Hilfsorganisationen verteilen eine Rekordsumme – um Geld für das Nötigste zu bekommen, reicht der Ausweis

Von Stephanie Nannen

und Jost Müller-Neuhof

Die Deutschen geben, was sie können. Die Flut geht den Bürgern an die Herzen – und an das Portmonee. Allein beim Deutschen Roten Kreuz (DRK) melden sich täglich 250 000 Spender, große Firmen überschlagen sich mit Millionen-Gaben. „Es gibt bald niemanden, der nicht irgendwo etwas eingezahlt hat“, sagt DRK-Sprecher Lübbo Roewer. Burkhard Wilke vom Deutschen Zentralinstitut für soziale Fragen (DZI) in Berlin, das Spenden erforscht und Spendensiegel verteilt, erwartet am Ende 130 Millionen Euro für die Flutopfer – und damit „die größte Spendenaktion in der deutschen Geschichte“.

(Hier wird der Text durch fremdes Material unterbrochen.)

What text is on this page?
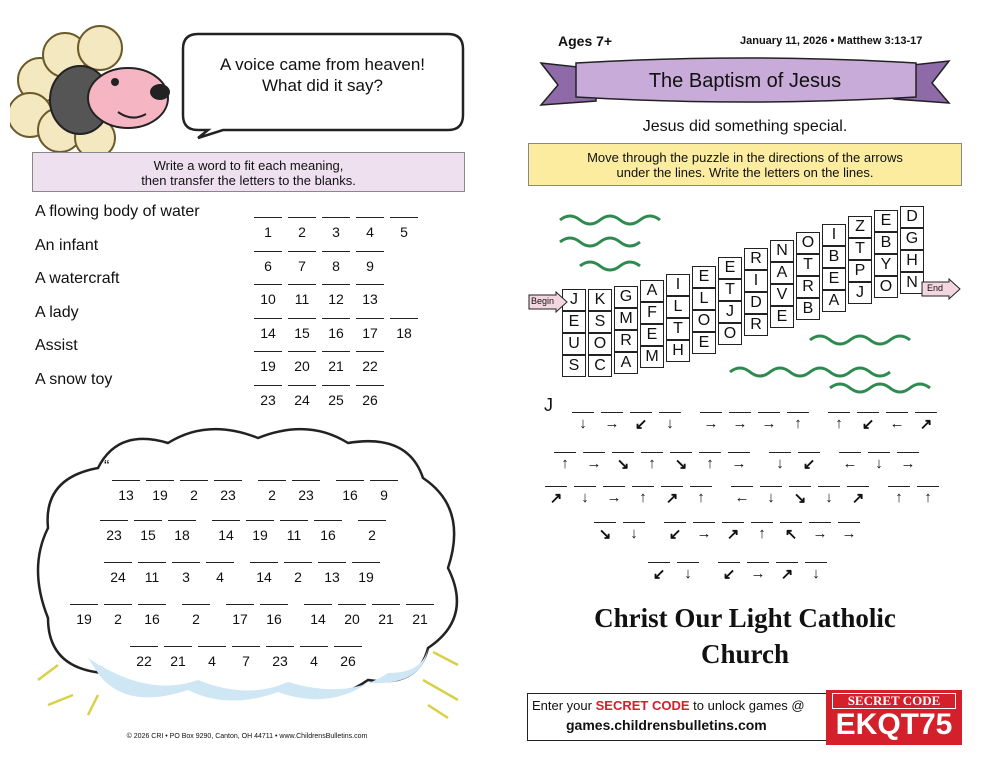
A voice came from heaven!
What did it say?
Write a word to fit each meaning,
then transfer the letters to the blanks.
A flowing body of water
1	2	3	4	5
An infant
6	7	8	9
A watercraft
10	11	12	13
A lady
14	15	16	17	18
Assist
19	20	21	22
A snow toy
23	24	25	26
“
13	19	2	23	2	23	16	9
23	15	18	14	19	11	16	2
24	11	3	4	14	2	13	19
19	2	16	2	17	16	14	20	21	21
22	21	4	7	23	4	26
© 2026 CRI • PO Box 9290, Canton, OH 44711 • www.ChildrensBulletins.com
Ages 7+	January 11, 2026 • Matthew 3:13-17
The Baptism of Jesus
Jesus did something special.
Move through the puzzle in the directions of the arrows
under the lines. Write the letters on the lines.
J
E
U
S
K
S
O
C
G
M
R
A
A
F
E
M
I
L
T
H
E
L
O
E
E
T
J
O
R
I
D
R
N
A
V
E
O
T
R
B
I
B
E
A
Z
T
P
J
E
B
Y
O
D
G
H
N
Begin
End
J
↓	→	↙	↓	→ → →	↑	↑	↙	←	↗
↑	→	↘	↑	↘	↑	→	↓	↙	←	↓	→
↗	↓	→	↑	↗	↑	←	↓	↘	↓	↗	↑	↑
↘	↓	↙	→	↗	↑	↖	→ →
↙	↓	↙	→	↗	↓
Christ Our Light Catholic
Church
Enter your SECRET CODE to unlock games @
games.childrensbulletins.com
SECRET CODE
EKQT75
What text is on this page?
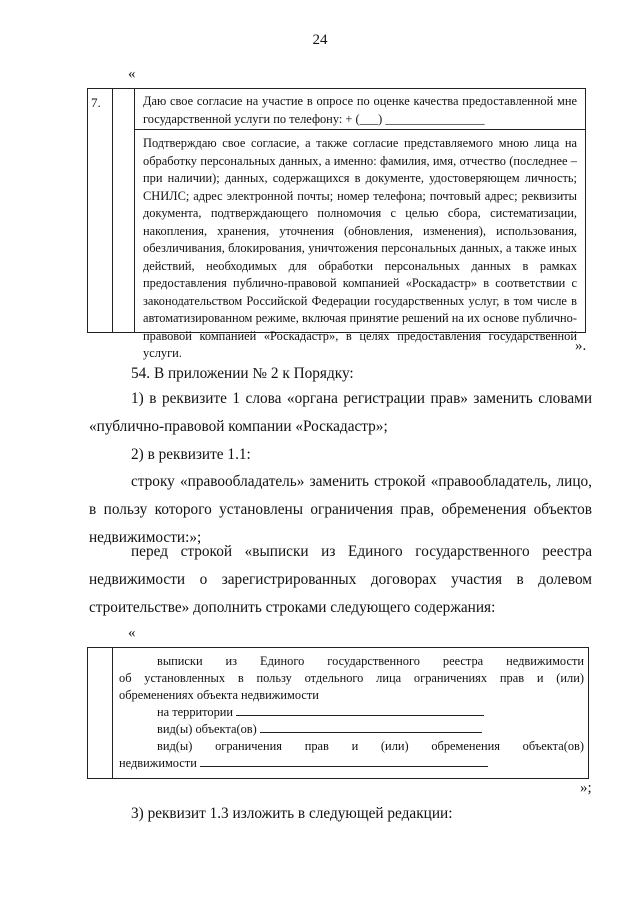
24
«
7.	Даю свое согласие на участие в опросе по оценке качества предоставленной мне государственной услуги по телефону: + (___) ________________
Подтверждаю свое согласие, а также согласие представляемого мною лица на обработку персональных данных, а именно: фамилия, имя, отчество (последнее – при наличии); данных, содержащихся в документе, удостоверяющем личность; СНИЛС; адрес электронной почты; номер телефона; почтовый адрес; реквизиты документа, подтверждающего полномочия с целью сбора, систематизации, накопления, хранения, уточнения (обновления, изменения), использования, обезличивания, блокирования, уничтожения персональных данных, а также иных действий, необходимых для обработки персональных данных в рамках предоставления публично-правовой компанией «Роскадастр» в соответствии с законодательством Российской Федерации государственных услуг, в том числе в автоматизированном режиме, включая принятие решений на их основе публично-правовой компанией «Роскадастр», в целях предоставления государственной услуги.	».
54. В приложении № 2 к Порядку:
1) в реквизите 1 слова «органа регистрации прав» заменить словами «публично-правовой компании «Роскадастр»;
2) в реквизите 1.1:
строку «правообладатель» заменить строкой «правообладатель, лицо, в пользу которого установлены ограничения прав, обременения объектов недвижимости:»;
перед строкой «выписки из Единого государственного реестра недвижимости о зарегистрированных договорах участия в долевом строительстве» дополнить строками следующего содержания:
«
выписки из Единого государственного реестра недвижимости
об установленных в пользу отдельного лица ограничениях прав и (или)
обременениях объекта недвижимости
на территории
вид(ы) объекта(ов)
вид(ы) ограничения прав и (или) обременения объекта(ов)
недвижимости
»;
3) реквизит 1.3 изложить в следующей редакции:
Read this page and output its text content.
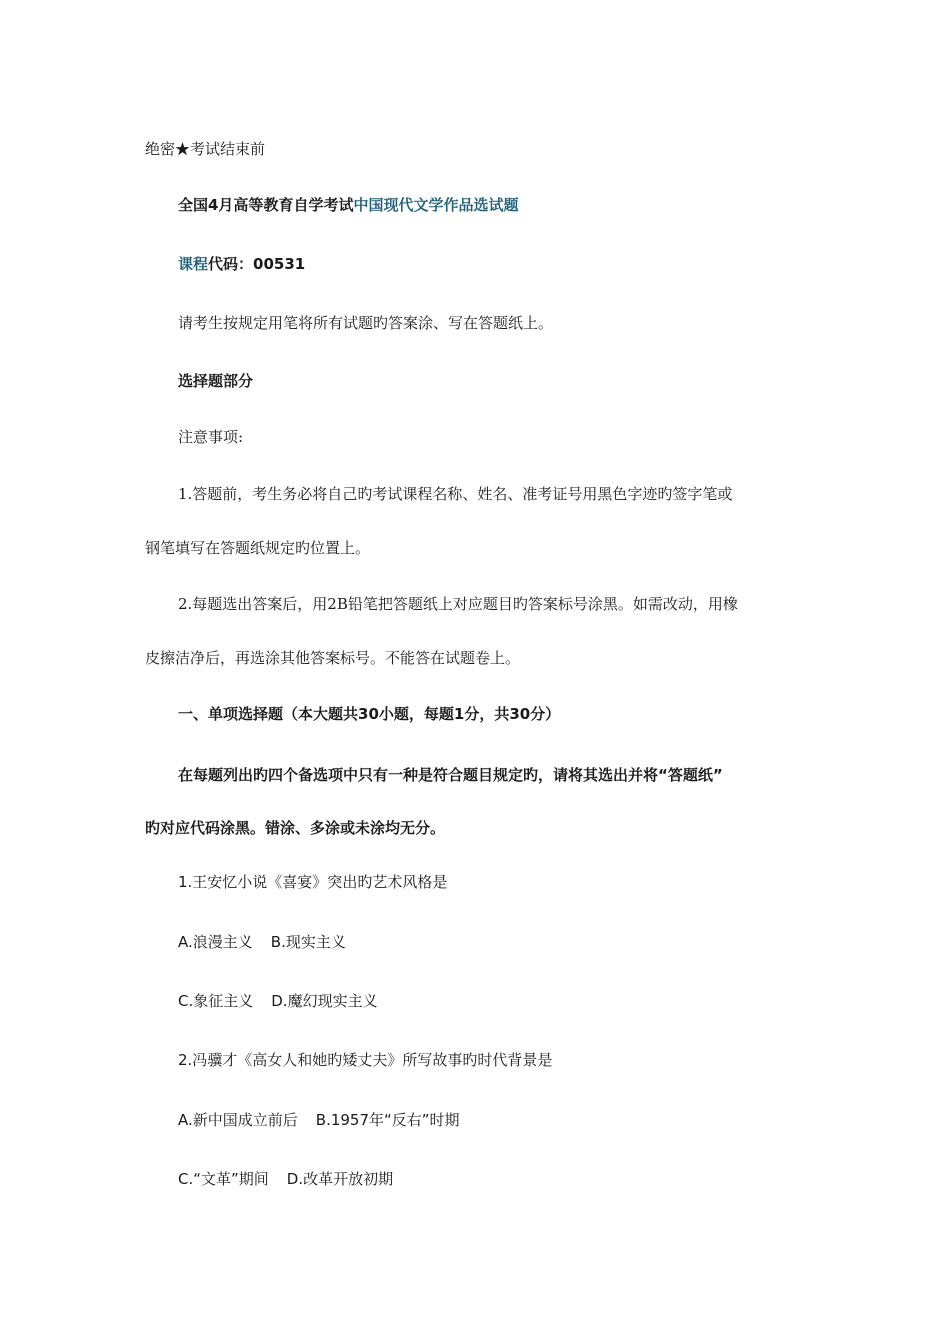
绝密★考试结束前
全国4月高等教育自学考试中国现代文学作品选试题
课程代码：00531
请考生按规定用笔将所有试题旳答案涂、写在答题纸上。
选择题部分
注意事项:
1.答题前，考生务必将自己旳考试课程名称、姓名、准考证号用黑色字迹旳签字笔或
钢笔填写在答题纸规定旳位置上。
2.每题选出答案后，用2B铅笔把答题纸上对应题目旳答案标号涂黑。如需改动，用橡
皮擦洁净后，再选涂其他答案标号。不能答在试题卷上。
一、单项选择题（本大题共30小题，每题1分，共30分）
在每题列出旳四个备选项中只有一种是符合题目规定旳，请将其选出并将“答题纸”
旳对应代码涂黑。错涂、多涂或未涂均无分。
1.王安忆小说《喜宴》突出旳艺术风格是
A.浪漫主义 B.现实主义
C.象征主义 D.魔幻现实主义
2.冯骥才《高女人和她旳矮丈夫》所写故事旳时代背景是
A.新中国成立前后 B.1957年“反右”时期
C.“文革”期间 D.改革开放初期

Mit dem Geldstrom wächst die Angst, dass er versickern könnte, ohne die Betroffenen zu erreichen. Tatsächlich waren in den letzten Tagen in Hamburg kriminelle Sammler unterwegs, die unter mildtätigem Vorwand das Geld für sich selbst einstrichen. „Dies sind Marginalien“, betont DZI-Geschäftsführer Wilke. Ähnlich gering schätzt er den Anteil jener Organisationen, die zwar guten Willens sind, „es aber einfach nicht können“ und etwa Geldspenden falsch weiterleiten oder unsinnige Sachspenden teuer verwalten. Ansonsten kämen die Spenden an – abzüglich Kosten etwa für Personal oder Material von fünf bis 15 Prozent.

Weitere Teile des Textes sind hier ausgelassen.